Security & Compliance Needs
- If your biggest risk is credential theft in CI, prefer keyless signing patterns and short-lived identities (Sigstore/GitHub OIDC-style patterns).
- If you must prove strict separation of duties and centralized control, look for policy-managed signing and strong IAM integration (AWS Signer, Notation with enterprise key management).
- If auditors or customers ask “show me how you built this,” ensure provenance is stored, discoverable, and verifiable—not just generated once.
Frequently Asked Questions (FAQs)
What’s the difference between signing and provenance?
Signing proves an artifact hasn’t changed since it was signed and identifies the signer. Provenance adds how it was built (source, build steps, environment), enabling policy decisions beyond “is it signed?”
Do I need SLSA to use these tools?
No. SLSA is a framework and maturity model. You can start by signing artifacts and gradually add provenance attestations that move you toward SLSA-aligned practices.
Are these tools only for containers?
Many are container-first because OCI registries are a convenient distribution mechanism. But provenance and attestations also apply to binaries, packages, and even infrastructure artifacts (support varies by tool and implementation).
What’s “keyless signing” and why does it matter?
Keyless signing typically uses short-lived identities (often via OIDC) instead of storing long-lived private keys in CI. It reduces secret leakage risk and improves traceability to the workload identity.
How do I enforce attestations in production?
Common patterns include Kubernetes admission controls, deployment pipeline gates, or cloud-native enforcement (like Binary Authorization on GCP). You define policies such as “must have provenance from approved workflow.”
What’s a common mistake when rolling out provenance?
Generating attestations but never verifying them. Another frequent mistake is inconsistent policies across teams—start with a minimal, enforceable baseline and expand.
How long does implementation usually take?
A basic signing rollout can be days to weeks. End-to-end provenance with deploy-time enforcement and standardized policies often takes weeks to months, depending on CI diversity and organizational governance.
Will provenance slow down our CI/CD pipelines?
It can add overhead, but most implementations keep it modest. The bigger “cost” is usually integration and policy design, not runtime performance—especially once standardized.

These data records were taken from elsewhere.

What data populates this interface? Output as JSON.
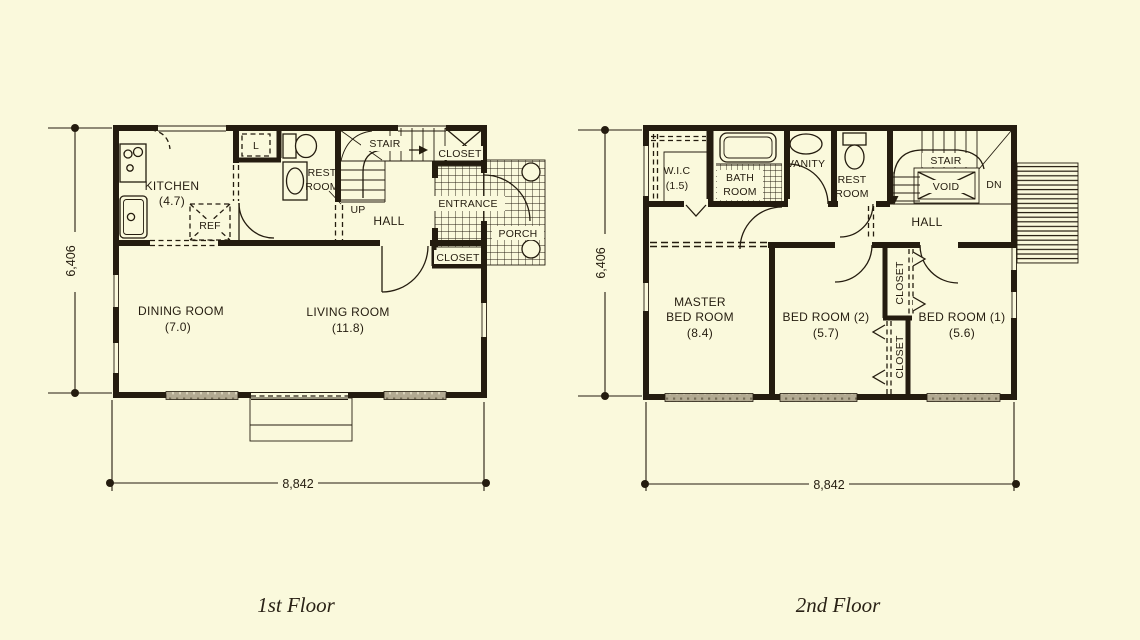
{
  "colors": {
    "paper": "#faf9dc",
    "ink": "#241c0f",
    "window_hatch": "#b2aa92"
  },
  "f1": {
    "caption": "1st Floor",
    "kitchen": "KITCHEN",
    "kitchen_area": "(4.7)",
    "ref": "REF",
    "linen": "L",
    "rest_1": "REST",
    "rest_2": "ROOM",
    "stair": "STAIR",
    "closet_top": "CLOSET",
    "up": "UP",
    "hall": "HALL",
    "entrance": "ENTRANCE",
    "closet_bottom": "CLOSET",
    "porch": "PORCH",
    "dining": "DINING ROOM",
    "dining_area": "(7.0)",
    "living": "LIVING ROOM",
    "living_area": "(11.8)",
    "dim_width": "8,842",
    "dim_height": "6,406"
  },
  "f2": {
    "caption": "2nd Floor",
    "wic": "W.I.C",
    "wic_area": "(1.5)",
    "bath_1": "BATH",
    "bath_2": "ROOM",
    "vanity": "VANITY",
    "rest_1": "REST",
    "rest_2": "ROOM",
    "stair": "STAIR",
    "void": "VOID",
    "dn": "DN",
    "hall": "HALL",
    "master_1": "MASTER",
    "master_2": "BED ROOM",
    "master_area": "(8.4)",
    "bed2": "BED ROOM (2)",
    "bed2_area": "(5.7)",
    "bed1": "BED ROOM (1)",
    "bed1_area": "(5.6)",
    "closet_upper": "CLOSET",
    "closet_lower": "CLOSET",
    "dim_width": "8,842",
    "dim_height": "6,406"
  }
}
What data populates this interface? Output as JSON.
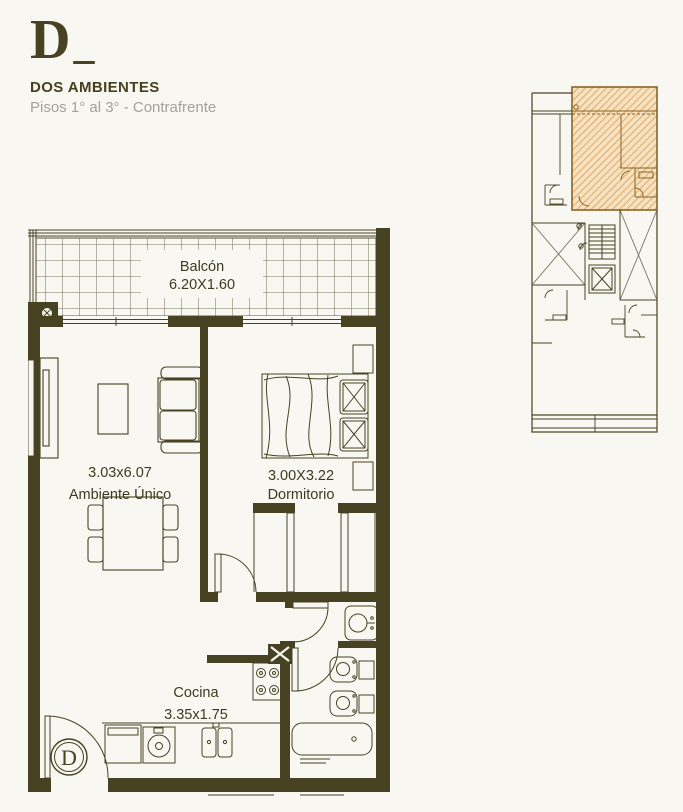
{
  "header": {
    "unit_letter": "D",
    "underscore": "_",
    "type_label": "DOS AMBIENTES",
    "floors_label": "Pisos 1° al 3° - Contrafrente"
  },
  "floor_plan": {
    "balcony": {
      "name": "Balcón",
      "dims": "6.20X1.60"
    },
    "living": {
      "dims": "3.03x6.07",
      "name": "Ambiente Único"
    },
    "bedroom": {
      "dims": "3.00X3.22",
      "name": "Dormitorio"
    },
    "kitchen": {
      "name": "Cocina",
      "dims": "3.35x1.75"
    },
    "entrance_unit_letter": "D"
  },
  "colors": {
    "background": "#f8f7f1",
    "wall": "#474322",
    "text_dark": "#3e3a20",
    "subtitle_gray": "#a3a29a",
    "hatch_fill": "#f6e2c0",
    "hatch_line": "#d89b52",
    "hatch_outline": "#8a6425"
  }
}
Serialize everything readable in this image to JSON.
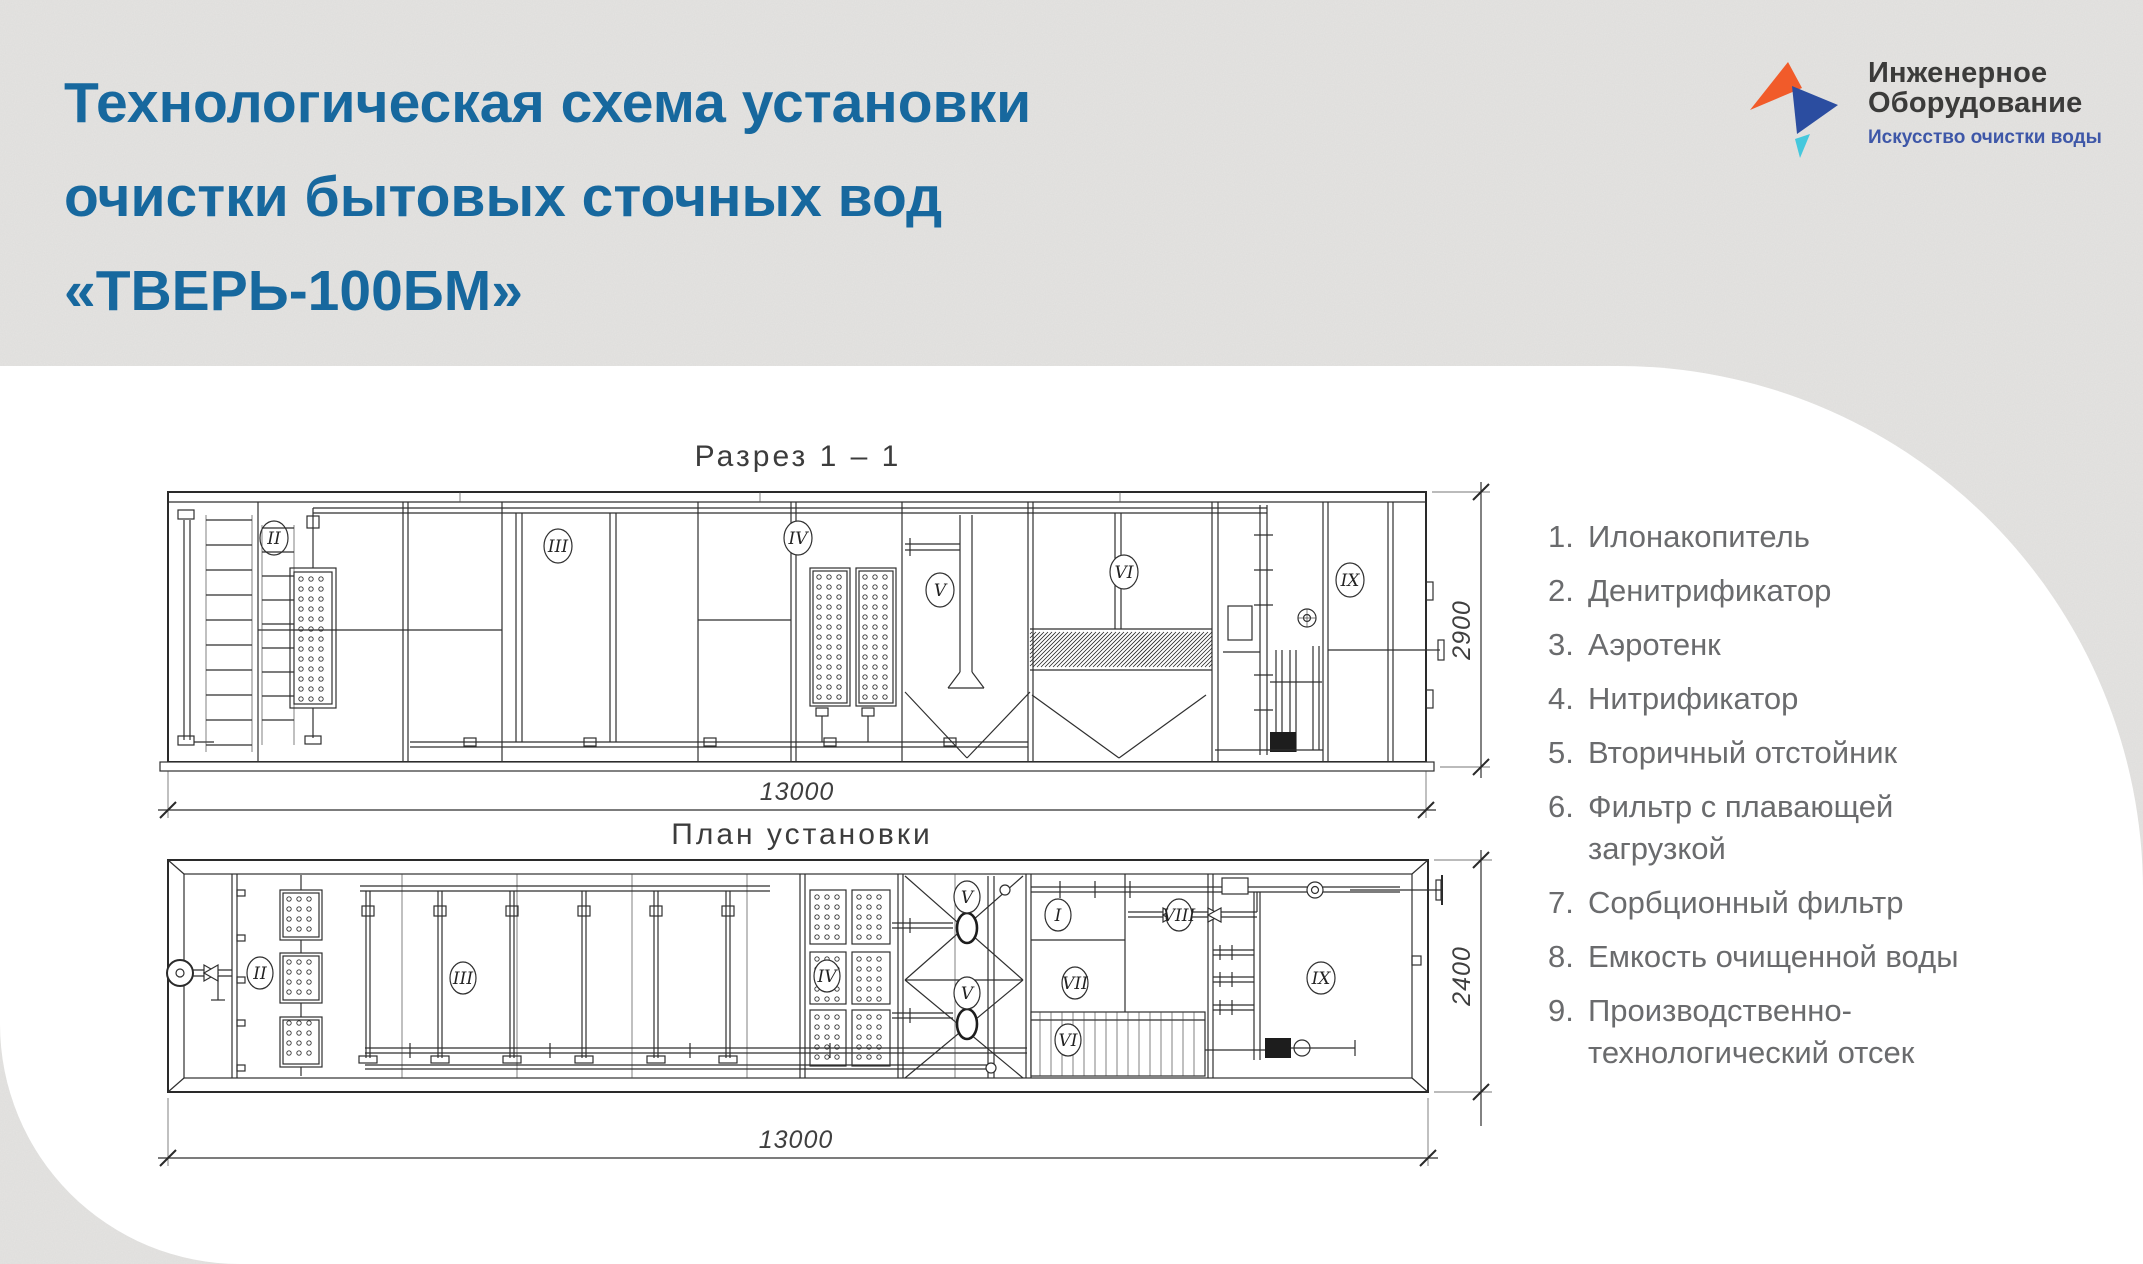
{
  "page": {
    "background": "#e5e4e2",
    "panel": "#ffffff",
    "accent": "#17689e"
  },
  "header": {
    "title_line1": "Технологическая схема установки",
    "title_line2": "очистки бытовых сточных вод",
    "title_line3": "«ТВЕРЬ-100БМ»"
  },
  "logo": {
    "name_line1": "Инженерное",
    "name_line2": "Оборудование",
    "tagline": "Искусство очистки воды",
    "colors": {
      "orange": "#f15b2a",
      "blue": "#2b4da0",
      "teal": "#45c8dd",
      "name_text": "#3b3b3a",
      "tagline_text": "#3e57a8"
    }
  },
  "drawings": {
    "section": {
      "title": "Разрез  1 – 1",
      "dim_width": "13000",
      "dim_height": "2900",
      "labels": [
        "II",
        "III",
        "IV",
        "V",
        "VI",
        "IX"
      ]
    },
    "plan": {
      "title": "План установки",
      "dim_width": "13000",
      "dim_height": "2400",
      "labels": [
        "II",
        "III",
        "IV",
        "V",
        "V",
        "I",
        "VIII",
        "VII",
        "VI",
        "IX"
      ]
    }
  },
  "legend": {
    "items": [
      {
        "num": "1.",
        "text": "Илонакопитель"
      },
      {
        "num": "2.",
        "text": "Денитрификатор"
      },
      {
        "num": "3.",
        "text": "Аэротенк"
      },
      {
        "num": "4.",
        "text": "Нитрификатор"
      },
      {
        "num": "5.",
        "text": "Вторичный отстойник"
      },
      {
        "num": "6.",
        "text": "Фильтр с плавающей загрузкой"
      },
      {
        "num": "7.",
        "text": "Сорбционный фильтр"
      },
      {
        "num": "8.",
        "text": "Емкость очищенной воды"
      },
      {
        "num": "9.",
        "text": "Производственно-технологический отсек"
      }
    ]
  }
}
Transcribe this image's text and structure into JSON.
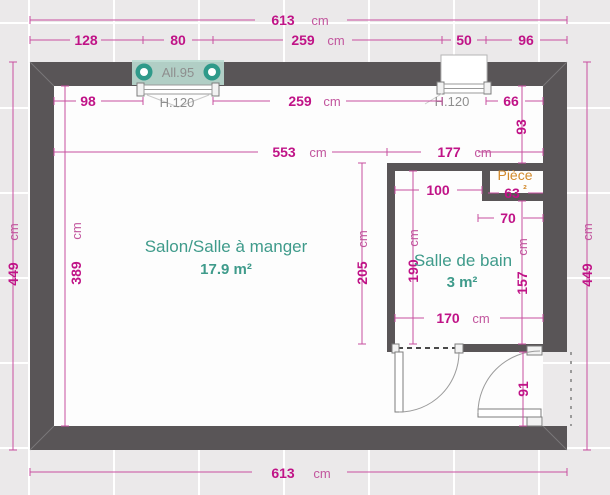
{
  "unit": "cm",
  "rooms": {
    "salon": {
      "name": "Salon/Salle à manger",
      "area": "17.9 m²"
    },
    "bathroom": {
      "name": "Salle de bain",
      "area": "3 m²"
    },
    "piece": {
      "name": "Pièce",
      "area_superscript": "²"
    }
  },
  "windows": {
    "left": {
      "sill_label": "All.95",
      "height_label": "H.120"
    },
    "right": {
      "height_label": "H.120"
    }
  },
  "dimensions": {
    "total_width_top": "613",
    "top_seg_left": "128",
    "top_window_left": "80",
    "top_seg_mid": "259",
    "top_window_right": "50",
    "top_seg_right": "96",
    "inner_top_left": "98",
    "inner_top_mid": "259",
    "inner_top_right": "66",
    "right_inner_height": "93",
    "interior_width": "553",
    "bathroom_zone_width": "177",
    "outer_height_left": "449",
    "inner_height_left": "389",
    "outer_height_right": "449",
    "partition_height": "205",
    "bathroom_inner_height": "190",
    "bathroom_right_height": "157",
    "niche_offset": "100",
    "niche_width": "63",
    "niche_depth": "70",
    "bathroom_width": "170",
    "door_width": "91",
    "total_width_bottom": "613"
  },
  "colors": {
    "dimension_number": "#c01387",
    "dimension_unit": "#c2569e",
    "wall": "#595557",
    "room_label": "#3f9b8b",
    "height_label": "#8e8e8e",
    "piece_label": "#d28a2c",
    "window_accent": "#2f9a8a"
  }
}
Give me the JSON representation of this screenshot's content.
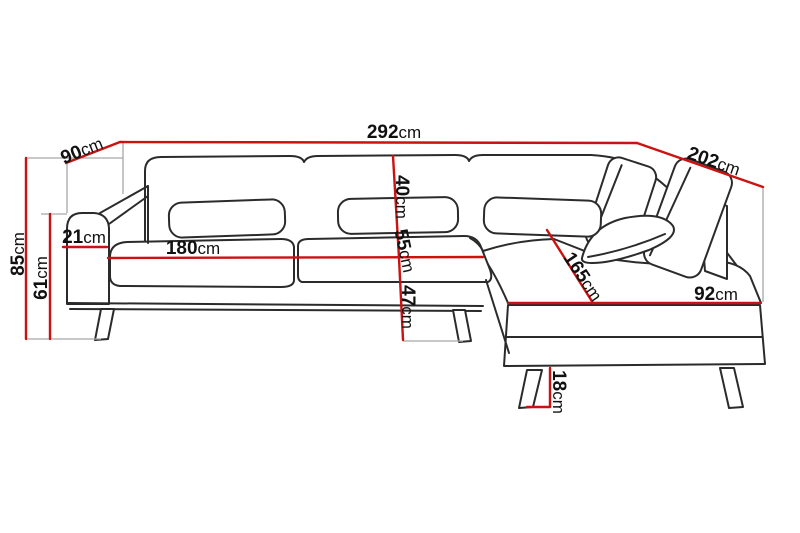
{
  "diagram": {
    "unit": "cm",
    "colors": {
      "dimension_line": "#cc1111",
      "outline": "#2b2b2b",
      "extension_line": "#a8a8a8",
      "background": "#ffffff",
      "label_text": "#111111"
    },
    "dimensions": [
      {
        "id": "total-width",
        "value": "292",
        "unit": "cm"
      },
      {
        "id": "back-section-depth",
        "value": "90",
        "unit": "cm"
      },
      {
        "id": "chaise-section-depth",
        "value": "202",
        "unit": "cm"
      },
      {
        "id": "back-height",
        "value": "85",
        "unit": "cm"
      },
      {
        "id": "armrest-height",
        "value": "61",
        "unit": "cm"
      },
      {
        "id": "armrest-width",
        "value": "21",
        "unit": "cm"
      },
      {
        "id": "seat-width",
        "value": "180",
        "unit": "cm"
      },
      {
        "id": "backrest-height",
        "value": "40",
        "unit": "cm"
      },
      {
        "id": "seat-depth",
        "value": "55",
        "unit": "cm"
      },
      {
        "id": "seat-height",
        "value": "47",
        "unit": "cm"
      },
      {
        "id": "chaise-length",
        "value": "165",
        "unit": "cm"
      },
      {
        "id": "chaise-width",
        "value": "92",
        "unit": "cm"
      },
      {
        "id": "leg-height",
        "value": "18",
        "unit": "cm"
      }
    ]
  }
}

Can I switch tools later without breaking consumers?
You can, if you choose interoperable formats and distribution methods (OCI artifacts, broadly supported verification tooling). Avoid tightly coupling verification to a single proprietary store without an exit plan.
Do I need a transparency log?
Not always, but transparency-style logging improves auditability and non-repudiation. It’s especially useful when multiple parties (internal/external) rely on the same trust signals.
How do attestations relate to SBOMs?
An SBOM lists components; an attestation can state who generated the SBOM, when, with which tool, and for which artifact, and can be signed. Many teams treat SBOM as one attested “claim” among several.
Conclusion
Secure software supply chain attestation tools help you move from “we built it” to provable, verifiable evidence of how software was produced—often aligning to SLSA and in-toto concepts. In 2026+, the practical winners are the tools that combine strong identity (ideally keyless), interoperable artifact distribution (often OCI), and deploy-time policy enforcement—without burying teams in operational overhead.
There’s no single “best” tool: GitHub-centric teams may prioritize GitHub-native attestations, Kubernetes-native CI teams may prefer Tekton Chains, and enterprises often combine open-source primitives (Sigstore/in-toto/Notation) with cloud enforcement (Binary Authorization) or managed signing (AWS Signer).
Next step: shortlist 2–3 tools that match your CI/CD reality, run a pilot on one critical service, and validate (1) how attestations are generated, (2) how they’re stored and discovered, and (3) how verification is enforced before production deploys.